Mark Goldes wrote:
In case you have not seen this...
http://www.gifnet.org/
The music on that web site is annoying. It appears to be nothing more than
a frame with Naudin's own web site:
http://jlnlabs.imars.com/mahg/tests/mahg2c.htm
This has an equally annoying pop-up advertisement for online gambling. Oh,
how low we must go to fund this research.
Boy! What should we make of Naudin? He seems honest and well-intentioned,
but when he makes claims like this it makes me nervous. I cannot tell
whether he has solved the energy crisis at a stroke, or gone off the deep end.

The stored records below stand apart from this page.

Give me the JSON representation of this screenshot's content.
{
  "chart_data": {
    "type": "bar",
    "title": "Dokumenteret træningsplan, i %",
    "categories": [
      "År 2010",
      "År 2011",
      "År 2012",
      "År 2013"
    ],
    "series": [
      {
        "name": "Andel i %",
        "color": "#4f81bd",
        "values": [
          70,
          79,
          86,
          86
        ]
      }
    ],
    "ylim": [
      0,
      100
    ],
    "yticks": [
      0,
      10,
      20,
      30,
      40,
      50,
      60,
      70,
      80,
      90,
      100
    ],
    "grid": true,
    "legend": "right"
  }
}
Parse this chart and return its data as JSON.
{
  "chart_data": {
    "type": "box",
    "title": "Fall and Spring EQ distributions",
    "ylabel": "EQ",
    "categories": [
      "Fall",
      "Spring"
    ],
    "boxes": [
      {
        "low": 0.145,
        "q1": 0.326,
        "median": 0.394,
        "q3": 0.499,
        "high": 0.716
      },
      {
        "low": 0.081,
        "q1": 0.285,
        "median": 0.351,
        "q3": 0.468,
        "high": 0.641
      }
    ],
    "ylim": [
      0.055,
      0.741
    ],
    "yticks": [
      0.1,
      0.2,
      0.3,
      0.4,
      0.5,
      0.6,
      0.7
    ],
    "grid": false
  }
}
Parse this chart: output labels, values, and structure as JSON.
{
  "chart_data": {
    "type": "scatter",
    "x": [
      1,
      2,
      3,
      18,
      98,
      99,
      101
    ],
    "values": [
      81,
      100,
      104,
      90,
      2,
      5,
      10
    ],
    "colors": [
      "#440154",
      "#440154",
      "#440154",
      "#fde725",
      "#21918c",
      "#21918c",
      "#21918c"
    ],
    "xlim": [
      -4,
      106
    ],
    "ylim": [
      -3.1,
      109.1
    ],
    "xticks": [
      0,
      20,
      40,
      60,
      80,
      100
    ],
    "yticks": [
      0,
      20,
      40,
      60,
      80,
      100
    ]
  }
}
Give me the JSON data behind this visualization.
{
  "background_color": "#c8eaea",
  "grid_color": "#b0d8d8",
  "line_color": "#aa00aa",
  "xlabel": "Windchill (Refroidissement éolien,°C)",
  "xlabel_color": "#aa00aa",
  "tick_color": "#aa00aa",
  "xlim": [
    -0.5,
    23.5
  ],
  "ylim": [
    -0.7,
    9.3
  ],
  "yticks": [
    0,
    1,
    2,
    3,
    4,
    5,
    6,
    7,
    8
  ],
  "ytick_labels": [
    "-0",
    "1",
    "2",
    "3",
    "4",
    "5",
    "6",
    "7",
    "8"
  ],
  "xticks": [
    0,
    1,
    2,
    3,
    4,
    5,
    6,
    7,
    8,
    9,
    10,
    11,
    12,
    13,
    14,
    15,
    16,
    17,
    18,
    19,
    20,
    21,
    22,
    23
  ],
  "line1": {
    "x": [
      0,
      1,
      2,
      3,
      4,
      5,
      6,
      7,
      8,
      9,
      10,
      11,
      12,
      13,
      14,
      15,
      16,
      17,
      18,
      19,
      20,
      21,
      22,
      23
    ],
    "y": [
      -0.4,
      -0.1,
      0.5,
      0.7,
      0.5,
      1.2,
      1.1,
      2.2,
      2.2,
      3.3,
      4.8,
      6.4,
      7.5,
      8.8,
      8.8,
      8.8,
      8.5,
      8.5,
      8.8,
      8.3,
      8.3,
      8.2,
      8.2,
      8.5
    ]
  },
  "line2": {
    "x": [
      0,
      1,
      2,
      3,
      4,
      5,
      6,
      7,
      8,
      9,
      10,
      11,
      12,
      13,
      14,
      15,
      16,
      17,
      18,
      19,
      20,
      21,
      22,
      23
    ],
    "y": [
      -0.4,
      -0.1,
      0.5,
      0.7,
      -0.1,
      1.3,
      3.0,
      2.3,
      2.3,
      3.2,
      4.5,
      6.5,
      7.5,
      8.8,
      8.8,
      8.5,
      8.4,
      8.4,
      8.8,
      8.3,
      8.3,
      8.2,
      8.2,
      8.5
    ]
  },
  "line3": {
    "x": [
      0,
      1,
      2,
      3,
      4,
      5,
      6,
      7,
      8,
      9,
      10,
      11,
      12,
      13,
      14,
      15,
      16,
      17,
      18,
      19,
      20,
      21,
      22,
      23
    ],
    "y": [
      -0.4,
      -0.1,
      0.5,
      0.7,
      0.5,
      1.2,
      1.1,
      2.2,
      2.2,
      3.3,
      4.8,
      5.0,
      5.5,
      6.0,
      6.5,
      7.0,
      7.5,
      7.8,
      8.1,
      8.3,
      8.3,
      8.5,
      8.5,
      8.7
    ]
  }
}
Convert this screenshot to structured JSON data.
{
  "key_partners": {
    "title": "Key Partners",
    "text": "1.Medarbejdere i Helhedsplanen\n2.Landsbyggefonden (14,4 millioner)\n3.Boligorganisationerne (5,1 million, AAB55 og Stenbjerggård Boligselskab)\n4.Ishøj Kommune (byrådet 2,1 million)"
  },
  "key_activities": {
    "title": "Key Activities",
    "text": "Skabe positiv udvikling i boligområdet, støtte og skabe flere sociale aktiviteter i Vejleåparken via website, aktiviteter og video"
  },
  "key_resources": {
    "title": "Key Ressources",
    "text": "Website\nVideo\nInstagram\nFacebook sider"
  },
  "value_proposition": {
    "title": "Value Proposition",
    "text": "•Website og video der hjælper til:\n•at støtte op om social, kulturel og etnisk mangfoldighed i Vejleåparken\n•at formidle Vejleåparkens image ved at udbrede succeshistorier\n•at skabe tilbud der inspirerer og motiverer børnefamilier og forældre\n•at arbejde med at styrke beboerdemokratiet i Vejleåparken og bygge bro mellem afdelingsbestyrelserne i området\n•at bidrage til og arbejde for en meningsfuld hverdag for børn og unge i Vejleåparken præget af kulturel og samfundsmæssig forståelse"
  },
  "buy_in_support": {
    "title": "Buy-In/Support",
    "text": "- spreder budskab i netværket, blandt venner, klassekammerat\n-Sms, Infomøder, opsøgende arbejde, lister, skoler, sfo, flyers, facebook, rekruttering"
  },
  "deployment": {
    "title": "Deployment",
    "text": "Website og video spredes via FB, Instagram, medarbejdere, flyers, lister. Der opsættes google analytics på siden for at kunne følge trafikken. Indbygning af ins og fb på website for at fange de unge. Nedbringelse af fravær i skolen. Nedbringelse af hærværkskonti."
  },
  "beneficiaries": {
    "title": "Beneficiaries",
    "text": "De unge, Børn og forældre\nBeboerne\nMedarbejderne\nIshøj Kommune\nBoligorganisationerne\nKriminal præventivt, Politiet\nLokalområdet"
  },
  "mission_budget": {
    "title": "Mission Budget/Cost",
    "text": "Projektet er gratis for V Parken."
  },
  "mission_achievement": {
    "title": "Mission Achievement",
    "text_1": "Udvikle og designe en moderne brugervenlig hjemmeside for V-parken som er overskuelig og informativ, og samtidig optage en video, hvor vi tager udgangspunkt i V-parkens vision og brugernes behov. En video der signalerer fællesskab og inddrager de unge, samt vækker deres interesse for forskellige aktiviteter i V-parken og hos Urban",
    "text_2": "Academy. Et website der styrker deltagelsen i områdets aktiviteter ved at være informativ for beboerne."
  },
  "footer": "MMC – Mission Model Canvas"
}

This site has many fine photographs and lots of graphs and data, but no
general explanation as to how the gadget is supposed to work, or the
experimental method. Here are two general introductions that I confess
leave me little wiser:
http://jlnlabs.imars.com/mahg/tests/index.htm
http://jlnlabs.imars.com/mahg/logbook.htm
Perhaps this is a minor issue, but this gadget appears to violate the first
law of thermodynamics.
The experimental method appears to be flow calorimetry:
http://jlnlabs.imars.com/mahg/setup.htm
What I do not understand is how and why they manage to keep the input and
output temperatures stable while they rapidly vary the flow of water. That
seems difficult. They must have a feedback mechanism. Is there a reason
they do it this way? Most people use the opposite approach, keeping the
water flow as stable as possible while varying either input power, input
power plays heater power (McKubre's method), or by letting the output
temperature (and cell temperature) fluctuate.